La FIFA ha anunciado un aumento significativo en los pagos a los equipos que participarán en la Copa del Mundo de 2026, elevando la distribución total a 871 millones de dólares, lo que la convierte en la edición más lucrativa de la historia. Este incremento, revelado durante la reunión del Consejo de la FIFA en Vancouver, Canadá, se produce en un contexto de críticas hacia la organización, especialmente en relación con la fijación de precios de los boletos y sus asociaciones comerciales.
Según la nueva estructura de distribución financiera, las asociaciones participantes en la Copa del Mundo, que se llevará a cabo en EE. UU., México y Canadá a partir del 11 de junio, recibirán un adicional de 2 millones de dólares, elevando el pago mínimo para cada equipo a 12.5 millones de dólares al momento de su clasificación. Este aumento está destinado a cubrir parte de los costos asociados con la preparación y calificación para el torneo, incluyendo viajes, instalaciones de entrenamiento y remuneración del personal, lo que resulta especialmente beneficioso para equipos que no pertenecen a las tradicionales potencias del fútbol.
Ricardo Fort, fundador de la consultoría deportiva Fort Consulting, destacó que esta contribución incremental refuerza el papel de la FIFA en la redistribución del éxito comercial del torneo hacia el ecosistema global del fútbol.
Preocupaciones sobre la fijación de precios de los boletos
A pesar de los aumentos en los pagos, los aficionados han expresado su descontento por los precios de los boletos y las fuentes de ingresos de la FIFA. Con el nuevo sistema de precios «dinámico», los costos de las entradas fluctúan según la demanda. Algunos aficionados han reportado aumentos de precios de más del diez por ciento en comparación con el torneo de 2022.
Una revisión de precios realizada por CNBC reveló que los boletos oscilan entre 380 dólares para un partido de la fase de grupos y hasta 4,105 dólares para un encuentro entre EE. UU. y Paraguay. Además, en la plataforma oficial de reventa de boletos de la FIFA, se han registrado listados extremos, con entradas para la final alcanzando precios de hasta 11.5 millones de dólares. Aunque la FIFA no controla los precios de las reventas, cobra una tarifa del 15% sobre el valor de cada transacción.
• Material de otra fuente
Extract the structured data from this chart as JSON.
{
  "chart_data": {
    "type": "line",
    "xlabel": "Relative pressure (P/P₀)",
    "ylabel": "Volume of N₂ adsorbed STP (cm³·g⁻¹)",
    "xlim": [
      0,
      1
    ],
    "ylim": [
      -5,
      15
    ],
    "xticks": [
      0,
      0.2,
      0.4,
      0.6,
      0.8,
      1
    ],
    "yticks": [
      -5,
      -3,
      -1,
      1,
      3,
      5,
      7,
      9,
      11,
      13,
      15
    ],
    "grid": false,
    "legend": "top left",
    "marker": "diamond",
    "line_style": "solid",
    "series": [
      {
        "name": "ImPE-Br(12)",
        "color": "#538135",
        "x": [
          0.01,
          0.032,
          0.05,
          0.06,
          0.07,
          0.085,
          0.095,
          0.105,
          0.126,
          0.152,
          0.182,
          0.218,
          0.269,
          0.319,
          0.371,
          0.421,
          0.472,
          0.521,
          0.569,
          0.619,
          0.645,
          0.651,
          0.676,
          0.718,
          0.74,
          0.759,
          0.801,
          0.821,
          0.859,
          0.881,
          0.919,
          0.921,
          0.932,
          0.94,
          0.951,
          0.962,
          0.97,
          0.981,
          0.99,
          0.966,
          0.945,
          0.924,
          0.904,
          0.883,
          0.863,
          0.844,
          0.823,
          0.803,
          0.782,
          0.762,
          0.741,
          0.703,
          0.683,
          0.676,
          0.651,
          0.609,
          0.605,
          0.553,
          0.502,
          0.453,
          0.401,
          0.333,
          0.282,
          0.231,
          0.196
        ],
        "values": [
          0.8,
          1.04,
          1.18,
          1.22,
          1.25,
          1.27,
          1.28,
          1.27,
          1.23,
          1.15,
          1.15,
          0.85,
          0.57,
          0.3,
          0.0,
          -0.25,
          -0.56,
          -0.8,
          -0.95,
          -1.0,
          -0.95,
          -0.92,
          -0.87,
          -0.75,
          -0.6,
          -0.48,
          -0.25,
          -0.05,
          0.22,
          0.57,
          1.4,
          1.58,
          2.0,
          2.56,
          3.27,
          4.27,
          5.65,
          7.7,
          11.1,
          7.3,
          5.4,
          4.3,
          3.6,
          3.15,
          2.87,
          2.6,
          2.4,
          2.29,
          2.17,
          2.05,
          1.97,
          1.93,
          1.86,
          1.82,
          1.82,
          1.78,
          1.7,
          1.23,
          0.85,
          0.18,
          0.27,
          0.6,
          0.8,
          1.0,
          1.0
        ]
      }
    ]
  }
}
Un portavoz de la FIFA aseguró que la organización está «enfocada en garantizar un acceso justo a nuestro deporte para los aficionados actuales y futuros», ofreciendo boletos de la fase de grupos a partir de 60 dólares. Sin embargo, estos boletos de menor costo fueron asignados «específicamente a los seguidores de los equipos clasificados», lo que limita su disponibilidad general. La FIFA defendió que su sistema de precios variable «se alinea con las tendencias de la industria en diversos sectores deportivos y de entretenimiento», asegurando un «valor de mercado justo para los eventos».
A pesar de las quejas por los precios, la demanda de boletos para la Copa del Mundo parece seguir siendo alta. El presidente de la FIFA, Gianni Infantino, mencionó que la organización ha recibido alrededor de 508 millones de solicitudes para los siete millones de boletos disponibles a lo largo de los 104 partidos del torneo. Si estas cifras son correctas, la asistencia en este evento superaría la del Mundial de 2022 en Catar, que atrajo a más de 3.4 millones de espectadores en total.
Fort subrayó que «la fijación de precios siempre es un tema sensible para eventos de esta magnitud», reconociendo que siempre habrá segmentos de aficionados que se sientan excluidos, especialmente para los partidos más destacados. Sin embargo, también señaló que la estrategia de precios de la FIFA «ha funcionado en el mercado estadounidense», dado el alto interés.
Por otro lado, los aficionados parecen haber pasado por alto otras controversias que rodean a la FIFA, incluidas asociaciones comerciales con entidades como Aramco de Arabia Saudita. Históricamente, el compromiso de los aficionados con el torneo ha demostrado ser resiliente, y una vez que comienza la competencia, la atención se centra rápidamente en el fútbol.
Las finanzas de la FIFA han crecido a la par que el torneo. En 2025, los ingresos de la organización alcanzaron los 2.66 mil millones de dólares, con los derechos de transmisión televisiva representando una parte significativa, seguidos por los derechos de marketing. Los activos totales de la FIFA aumentaron a 9.48 mil millones de dólares, un incremento del 54% en comparación con el año anterior. Sin embargo, las reservas totales cayeron a casi 2.7 mil millones de dólares, lo que representa una disminución del 8% interanual.
Oficialmente considerada una organización sin ánimo de lucro, la FIFA canaliza sus inversiones en infraestructura en sus 211 naciones miembros, así como en la organización de torneos como la Copa del Mundo y la Copa del Mundo de Clubes, según el presupuesto de la Asociación para el periodo 2027-2030.